Fuel your fitness journey with a delicious and nutritious dinner: Grilled Salmon with Quinoa and Veggies. This meal is a powerhouse of protein, healthy fats, and essential nutrients, perfect for supporting muscle recovery and overall health. Savor the succulent grilled salmon, rich in Omega-3s, served alongside fluffy quinoa and a vibrant medley of sauteed broccoli and bell peppers.
Ingredients:
- Salmon Fillet: 1 (6-ounce) piece
- Quinoa: 1 cup, cooked
- Broccoli: 1 cup, chopped
- Bell Peppers: 1 cup, sliced
- Olive Oil: 2 tablespoons
- Lemon Juice: 1 tablespoon
- Garlic Powder: 1 teaspoon
- Salt and Pepper: To taste
- Fresh Parsley: For garnish
Instructions
- Preheat the Grill: Heat your grill to medium-high.

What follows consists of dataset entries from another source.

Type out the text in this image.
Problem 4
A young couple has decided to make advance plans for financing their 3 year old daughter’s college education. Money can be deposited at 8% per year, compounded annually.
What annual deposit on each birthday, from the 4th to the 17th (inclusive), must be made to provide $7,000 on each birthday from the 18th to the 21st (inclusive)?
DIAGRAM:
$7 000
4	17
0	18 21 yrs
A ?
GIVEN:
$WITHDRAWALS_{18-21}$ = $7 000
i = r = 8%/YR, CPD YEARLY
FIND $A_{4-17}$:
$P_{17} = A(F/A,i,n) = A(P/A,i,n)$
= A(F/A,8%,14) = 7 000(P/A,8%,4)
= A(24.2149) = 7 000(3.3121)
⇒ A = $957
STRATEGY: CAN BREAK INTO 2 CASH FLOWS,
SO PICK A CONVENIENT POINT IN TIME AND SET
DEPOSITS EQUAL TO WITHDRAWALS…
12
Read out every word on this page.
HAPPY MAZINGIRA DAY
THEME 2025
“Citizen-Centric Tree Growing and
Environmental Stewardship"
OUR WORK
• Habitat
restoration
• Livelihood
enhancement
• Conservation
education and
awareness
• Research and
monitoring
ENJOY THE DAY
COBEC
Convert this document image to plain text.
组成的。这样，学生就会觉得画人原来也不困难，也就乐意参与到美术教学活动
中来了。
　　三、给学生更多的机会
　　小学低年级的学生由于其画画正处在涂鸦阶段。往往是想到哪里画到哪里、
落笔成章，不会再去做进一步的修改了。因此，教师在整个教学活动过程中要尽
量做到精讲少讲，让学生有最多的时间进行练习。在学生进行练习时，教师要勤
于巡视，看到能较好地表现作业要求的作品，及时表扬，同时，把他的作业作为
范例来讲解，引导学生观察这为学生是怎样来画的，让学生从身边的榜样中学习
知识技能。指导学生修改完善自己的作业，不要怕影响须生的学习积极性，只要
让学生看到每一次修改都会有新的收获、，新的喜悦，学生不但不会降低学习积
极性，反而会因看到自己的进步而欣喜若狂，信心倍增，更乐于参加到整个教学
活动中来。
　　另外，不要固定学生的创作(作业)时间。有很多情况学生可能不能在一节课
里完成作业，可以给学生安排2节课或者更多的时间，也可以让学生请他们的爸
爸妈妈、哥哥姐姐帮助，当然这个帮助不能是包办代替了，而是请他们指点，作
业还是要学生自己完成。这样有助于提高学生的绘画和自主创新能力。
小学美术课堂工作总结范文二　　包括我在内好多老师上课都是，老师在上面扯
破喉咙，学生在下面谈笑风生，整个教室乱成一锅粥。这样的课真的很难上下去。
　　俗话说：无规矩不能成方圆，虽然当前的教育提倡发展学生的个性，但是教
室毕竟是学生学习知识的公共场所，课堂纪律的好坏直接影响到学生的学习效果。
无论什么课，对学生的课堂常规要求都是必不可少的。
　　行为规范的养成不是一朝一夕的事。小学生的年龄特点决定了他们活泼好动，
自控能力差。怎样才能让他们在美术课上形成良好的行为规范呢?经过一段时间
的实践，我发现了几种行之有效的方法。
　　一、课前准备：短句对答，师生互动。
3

- Prepare the Salmon: Brush then salmon fillet with 1 tablespoon of olive oil, lemon juice, garlic powder, salt and pepper.
- Grill the Salmon: Place the salmon on the grill and cook for about 4-5 minutes on each side or until it flakes easily with a fork.
- Cook the Quinoa: Follow the package instructions to cook 1 cup of quinoa.
- Saute the Veggies: In a pan, heat the remaining olive oil over medium heat. Add the chopped broccoli and bell peppers and saute until tender.
- Assemble the Plane: Serve the grilled salmon on a bed of quinoa, with the sauteed veggies on the side. Garnish with fresh parsley.
Nutritional Information (per serving):
- Calories: 450
- Protein: 35g
- Carbohydrates: 40g
- Fat: 15g
Why This Meal is Great for Your Gym Diet:
- High in Protein: Essential for muscle repair and growth.
- Rich in Omega-3 Fatty Acids: Salmon provides healthy fats that support heart health.
- Packed with Vitamins and Minerals: The veggies add fiber, vitamins and minerals to your meal.
- Balanced Carbs: Quinoa offers complex carbohydrates for sustained energy.
Enjoy this healthy and delicious dinner to stay energized and on track with your fitness goals!